現実に水を差すための文学

少なくとも文章をものするには兎に角書かなくっちゃあならない。そういうわけでなにやら書き始めるわけだがいっこうに自分でもピンとくる文字列が出てくる気配もない。小説家たるものは登場人物が他の登場人物と出会って関係を持って、いろいろと考えたというていで世の中にたいする自分の考えや意見をつらつらと述べ立てるものだが、なんだかそれがわざとらしく感じられるのも御免である。
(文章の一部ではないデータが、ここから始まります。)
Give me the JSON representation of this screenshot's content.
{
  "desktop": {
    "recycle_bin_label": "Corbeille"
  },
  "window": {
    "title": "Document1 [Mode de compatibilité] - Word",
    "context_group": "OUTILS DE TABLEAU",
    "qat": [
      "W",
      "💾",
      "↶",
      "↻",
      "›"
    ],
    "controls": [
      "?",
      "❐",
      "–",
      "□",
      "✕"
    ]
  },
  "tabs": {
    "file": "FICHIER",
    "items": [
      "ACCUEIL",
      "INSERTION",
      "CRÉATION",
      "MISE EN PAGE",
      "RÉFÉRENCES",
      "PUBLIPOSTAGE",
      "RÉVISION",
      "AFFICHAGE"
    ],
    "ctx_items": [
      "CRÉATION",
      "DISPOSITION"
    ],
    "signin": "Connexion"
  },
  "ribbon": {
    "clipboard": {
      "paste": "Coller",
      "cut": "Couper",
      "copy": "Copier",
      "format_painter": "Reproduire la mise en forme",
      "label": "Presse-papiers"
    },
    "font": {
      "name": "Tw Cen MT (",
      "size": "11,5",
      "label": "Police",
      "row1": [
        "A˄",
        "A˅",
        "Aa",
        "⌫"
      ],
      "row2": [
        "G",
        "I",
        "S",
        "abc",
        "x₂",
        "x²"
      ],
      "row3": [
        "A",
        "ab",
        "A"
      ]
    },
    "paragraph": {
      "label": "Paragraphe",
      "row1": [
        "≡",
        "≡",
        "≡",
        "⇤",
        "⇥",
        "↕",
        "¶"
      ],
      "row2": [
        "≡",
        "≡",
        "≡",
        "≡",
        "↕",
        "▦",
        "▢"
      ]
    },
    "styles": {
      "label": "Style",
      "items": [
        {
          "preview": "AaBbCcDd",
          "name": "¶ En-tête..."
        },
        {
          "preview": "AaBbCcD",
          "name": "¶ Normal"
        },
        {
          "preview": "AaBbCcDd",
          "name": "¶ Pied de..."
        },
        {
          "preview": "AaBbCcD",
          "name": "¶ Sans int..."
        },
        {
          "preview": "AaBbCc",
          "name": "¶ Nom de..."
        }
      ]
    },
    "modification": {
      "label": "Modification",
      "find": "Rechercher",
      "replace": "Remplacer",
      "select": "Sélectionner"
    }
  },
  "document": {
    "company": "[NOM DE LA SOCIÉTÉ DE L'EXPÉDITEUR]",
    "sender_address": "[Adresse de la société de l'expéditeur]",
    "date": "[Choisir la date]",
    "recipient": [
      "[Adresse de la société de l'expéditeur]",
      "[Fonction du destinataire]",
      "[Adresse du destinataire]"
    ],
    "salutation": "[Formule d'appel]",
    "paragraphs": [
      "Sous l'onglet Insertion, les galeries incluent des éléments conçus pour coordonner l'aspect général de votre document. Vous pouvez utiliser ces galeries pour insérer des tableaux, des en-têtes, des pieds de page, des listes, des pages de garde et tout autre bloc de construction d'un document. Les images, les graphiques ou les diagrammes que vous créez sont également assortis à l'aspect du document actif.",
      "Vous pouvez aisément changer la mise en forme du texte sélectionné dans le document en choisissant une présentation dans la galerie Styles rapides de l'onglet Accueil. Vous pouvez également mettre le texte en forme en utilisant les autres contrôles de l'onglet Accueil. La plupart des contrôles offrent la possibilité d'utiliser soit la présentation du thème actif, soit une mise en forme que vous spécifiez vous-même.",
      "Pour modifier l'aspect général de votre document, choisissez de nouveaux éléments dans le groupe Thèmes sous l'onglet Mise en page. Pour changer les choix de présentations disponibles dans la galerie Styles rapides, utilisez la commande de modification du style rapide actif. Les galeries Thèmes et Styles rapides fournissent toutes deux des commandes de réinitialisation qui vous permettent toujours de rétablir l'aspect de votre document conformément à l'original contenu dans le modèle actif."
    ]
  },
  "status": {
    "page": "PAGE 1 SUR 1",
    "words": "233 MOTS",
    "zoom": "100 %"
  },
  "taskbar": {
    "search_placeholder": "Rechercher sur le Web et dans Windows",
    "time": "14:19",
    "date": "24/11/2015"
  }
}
三島由紀夫など読んでみるも、たとえば男の裸が美しいだのなんだのと、心の裡の欲望をぶちまけたみたいな気持ち悪さというのか、そういうのがあるばかりで、ピンとくる文字列は見当たらない。太宰治なども会話文の軽快さが魅了のように見えるが、会話の内容の趣味嗜好にうなづけることはなく、遠いところでなにやら人が人と会話しているな、といったことしか思わない。これでは困ると村上春樹の短編小説の頁をめくってみると、なにやらTVピープルなるものが現れ語り手の日常に違和感を物体的に残している描写が繰り広げられている。まっとうに行けばここに落ち着くのだと得心する気にもなれど、それこそが時代の闇なのだと思い直す。どうやらそれより自分は夏目漱石の小説のように、主人公が饅頭についてどうでもいい感想を展開する様な文字列が好きなのかもしれないとも思うのだった。

文章を書こうと思い至ったのはほかでもない、昨今の何でも蚊でも効率化、合理化思考、テクノロジー化一辺倒な社会の流行、暗さも弱さもなく、あるのは露悪的な小児的欲望の泣き喚きの類の小説や映画の群れに辟易しての事である。だから、文章は暗くなくっちゃあならない。絶対に。弱くなければならない。徹底的に。暗さと弱さこそが、どうやら自分にとっては文章というものが表現し、現実に水を差す役割を遂行せねばならないと思うテーマのようである。